Journalists tend to focus more on the content of their reports rather than meditate on the craft of journalism. Experience in the profession sharpens one’s skills, helps to quickly separate the wheat from the chaff, and enables one to intuitively compress the developments of the day in a report, with a sense of what is important for the public. However, this experience also lulls one into a world of certitude. It is not an everyday occurrence to have this certitude scrutinised by conscientious objection.
Cancer as a metaphor
A front page report, “We will remove this cancer, says bank head Sunil Mehta” (Feb. 16, 2018), was read widely as the response of the MD and CEO of the Punjab National Bank to the ₹11,500 crore fraud that took place in one of the bank’s Mumbai branches. Neither the bank official nor the journalists who reported and processed the copy saw any problem with the use of cancer as a metaphor to explain the crime. As a reporter, I have been guilty of using cancer as a metaphor to denote various ills: corruption, hatred, bad governance, inequality and social discrimination. It seemed to be an evocative metaphor.
A powerful letter from the legendary cancer specialist and Chair of the Cancer Institute (WIA), Chennai, V. Shanta, blew this certitude to smithereens. She was disturbed to read that “cancer” was being used in the context of a scam. She wrote: “Corruption is a crime and something to be ashamed of; cancer is not. Thousands of patients with cancer cross the portals of our hospital every year; we are proud and happy to say that many of them are leading productive lives today. We do not want the word ‘cancer’ to be associated with guilt, hopelessness or dread. And definitely not with shame.”
The unintended harm caused by the use of cancer as metaphor was troubling. I wanted to understand the world of empathy represented by physicians and oncologists and met Dr. Shanta at her spartan living quarters at the Cancer Institute. She explained the long journey of the institute to treat this illness that knows no barriers — caste, class, gender, or nationality. She said: “There are too many myths and stereotypes about cancer. These add to the confusion and dilemmas of a cancer patient. It extends to the family and friends of the patient. The mindless use of the word cancer to denote a wilful act of crime is unfair to the patients because it tends to induce guilt where none is required. The irrelevant use of the term perpetuates myths about this illness. Isn’t it the media’s job to dispel myths?”

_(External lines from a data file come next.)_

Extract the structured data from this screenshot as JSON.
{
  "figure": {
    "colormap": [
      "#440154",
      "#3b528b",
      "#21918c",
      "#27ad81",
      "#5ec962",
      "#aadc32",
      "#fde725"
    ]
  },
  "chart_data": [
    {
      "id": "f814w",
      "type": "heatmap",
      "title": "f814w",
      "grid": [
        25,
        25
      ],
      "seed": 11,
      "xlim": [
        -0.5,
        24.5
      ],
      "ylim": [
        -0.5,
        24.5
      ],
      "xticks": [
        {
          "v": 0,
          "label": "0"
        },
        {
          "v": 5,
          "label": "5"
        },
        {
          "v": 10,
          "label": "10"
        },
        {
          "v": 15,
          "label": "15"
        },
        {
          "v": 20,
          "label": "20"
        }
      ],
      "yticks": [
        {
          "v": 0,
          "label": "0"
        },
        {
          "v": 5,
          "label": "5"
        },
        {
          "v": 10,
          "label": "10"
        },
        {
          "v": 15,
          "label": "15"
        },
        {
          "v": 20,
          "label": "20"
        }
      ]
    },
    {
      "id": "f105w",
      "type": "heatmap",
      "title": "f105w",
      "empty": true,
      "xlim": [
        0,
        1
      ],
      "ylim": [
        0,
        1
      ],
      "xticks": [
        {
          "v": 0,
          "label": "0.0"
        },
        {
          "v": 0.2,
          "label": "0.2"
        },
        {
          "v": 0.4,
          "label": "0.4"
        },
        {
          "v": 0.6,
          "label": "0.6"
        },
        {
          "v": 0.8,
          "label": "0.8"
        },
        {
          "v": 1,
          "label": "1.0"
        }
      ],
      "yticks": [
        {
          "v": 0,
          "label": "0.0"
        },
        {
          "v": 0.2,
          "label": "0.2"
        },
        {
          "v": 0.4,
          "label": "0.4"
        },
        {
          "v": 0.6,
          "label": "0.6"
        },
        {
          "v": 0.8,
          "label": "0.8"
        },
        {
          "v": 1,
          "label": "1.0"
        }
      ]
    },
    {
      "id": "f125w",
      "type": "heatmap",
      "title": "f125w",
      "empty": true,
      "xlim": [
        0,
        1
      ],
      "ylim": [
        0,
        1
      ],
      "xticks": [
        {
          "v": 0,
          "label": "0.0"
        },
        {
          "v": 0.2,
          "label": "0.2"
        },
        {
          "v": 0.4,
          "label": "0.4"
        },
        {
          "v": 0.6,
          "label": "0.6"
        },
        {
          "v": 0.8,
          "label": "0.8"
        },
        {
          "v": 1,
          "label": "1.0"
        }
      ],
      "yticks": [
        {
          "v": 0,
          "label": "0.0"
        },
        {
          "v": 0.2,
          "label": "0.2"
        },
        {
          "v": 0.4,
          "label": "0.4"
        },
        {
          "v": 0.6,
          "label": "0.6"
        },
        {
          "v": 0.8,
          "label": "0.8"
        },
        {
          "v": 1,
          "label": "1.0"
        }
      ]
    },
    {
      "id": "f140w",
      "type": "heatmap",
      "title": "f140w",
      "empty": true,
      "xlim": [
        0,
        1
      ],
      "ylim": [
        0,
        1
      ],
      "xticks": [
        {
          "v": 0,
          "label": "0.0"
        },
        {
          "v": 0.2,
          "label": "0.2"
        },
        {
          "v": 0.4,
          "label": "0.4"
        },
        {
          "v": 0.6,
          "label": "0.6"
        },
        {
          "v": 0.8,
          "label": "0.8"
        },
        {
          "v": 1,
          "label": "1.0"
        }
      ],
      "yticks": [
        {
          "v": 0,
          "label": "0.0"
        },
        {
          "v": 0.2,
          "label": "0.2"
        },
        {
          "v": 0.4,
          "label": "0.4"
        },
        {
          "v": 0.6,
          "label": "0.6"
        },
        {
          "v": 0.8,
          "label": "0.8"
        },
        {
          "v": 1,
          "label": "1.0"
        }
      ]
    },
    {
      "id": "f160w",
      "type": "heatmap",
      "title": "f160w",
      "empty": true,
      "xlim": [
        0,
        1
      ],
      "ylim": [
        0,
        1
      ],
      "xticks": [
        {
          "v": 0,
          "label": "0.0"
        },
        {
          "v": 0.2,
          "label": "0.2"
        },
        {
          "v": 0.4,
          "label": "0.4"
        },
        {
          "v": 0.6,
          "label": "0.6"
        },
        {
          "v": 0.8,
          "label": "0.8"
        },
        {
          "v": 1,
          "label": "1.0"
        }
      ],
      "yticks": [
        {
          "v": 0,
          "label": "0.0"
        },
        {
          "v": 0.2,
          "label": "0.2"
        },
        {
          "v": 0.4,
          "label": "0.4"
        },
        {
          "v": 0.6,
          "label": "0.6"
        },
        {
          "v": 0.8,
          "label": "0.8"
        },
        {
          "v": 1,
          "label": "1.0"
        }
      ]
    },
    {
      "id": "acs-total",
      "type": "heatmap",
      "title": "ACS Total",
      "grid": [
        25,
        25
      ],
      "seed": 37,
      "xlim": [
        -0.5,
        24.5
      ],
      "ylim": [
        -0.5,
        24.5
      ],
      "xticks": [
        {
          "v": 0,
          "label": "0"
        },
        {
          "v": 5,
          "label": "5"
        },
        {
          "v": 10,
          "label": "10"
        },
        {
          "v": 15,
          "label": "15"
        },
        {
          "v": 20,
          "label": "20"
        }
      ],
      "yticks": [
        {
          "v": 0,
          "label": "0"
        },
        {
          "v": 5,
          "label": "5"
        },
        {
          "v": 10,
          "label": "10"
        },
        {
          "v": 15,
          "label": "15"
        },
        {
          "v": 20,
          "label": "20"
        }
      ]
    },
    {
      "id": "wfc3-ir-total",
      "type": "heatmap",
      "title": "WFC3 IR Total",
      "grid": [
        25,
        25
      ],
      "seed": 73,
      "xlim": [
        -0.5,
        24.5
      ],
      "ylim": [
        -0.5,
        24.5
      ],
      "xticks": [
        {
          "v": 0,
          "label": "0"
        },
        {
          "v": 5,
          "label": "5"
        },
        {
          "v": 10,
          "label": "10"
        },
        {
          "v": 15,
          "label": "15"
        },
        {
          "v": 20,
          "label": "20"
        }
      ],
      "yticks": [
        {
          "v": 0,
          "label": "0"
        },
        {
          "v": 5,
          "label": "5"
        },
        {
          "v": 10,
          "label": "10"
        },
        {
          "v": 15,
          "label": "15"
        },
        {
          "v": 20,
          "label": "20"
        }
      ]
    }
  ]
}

What is the remedial measure for journalists for our use of cancer as a metaphor? I spent the next three days reading Siddhartha Mukherjee’s The Emperor of All Maladies: A Biography of Cancer and Susan Sontag’s Illness as Metaphor. While the former is a Pulitzer Prize-winning work written by a physician-researcher who was moved by his patients, the latter is a reflection by a fine essayist who was a cancer patient.
Journalistic lessons
Mukherjee’s book not only explains the various facets of cancer but also the multiple metaphors associated with it, and their inherent limitations. He writes: “We tend to think of cancer as a “modern” illness because its metaphors are so modern. It is a disease of overproduction, of fulminant growths — growth unstoppable, growth tipped into the abyss of no control. Modern biology encourages us to imagine the cell as a molecular machine.” According to him, cancer lives “desperately, inventively, fiercely, territorially, cannily, and defensively — at times, as if teaching us how to survive.”
Sontag’s searing introduction is also a journalistic lesson: “My point is that illness is not a metaphor, and that the most truthful way of regarding illness — and the healthiest way of being ill — is one most purified of, most resistant to, metaphoric thinking. Yet it is hardly possible to take up one’s residence in the kingdom of the ill unprejudiced by the lurid metaphors with which it has been landscaped.” Her inquiry was aimed towards “an elucidation of those metaphors, and a liberation from them.”
Sensitive journalism demands the wisdom of constant inquiry and not the comfort of certitude.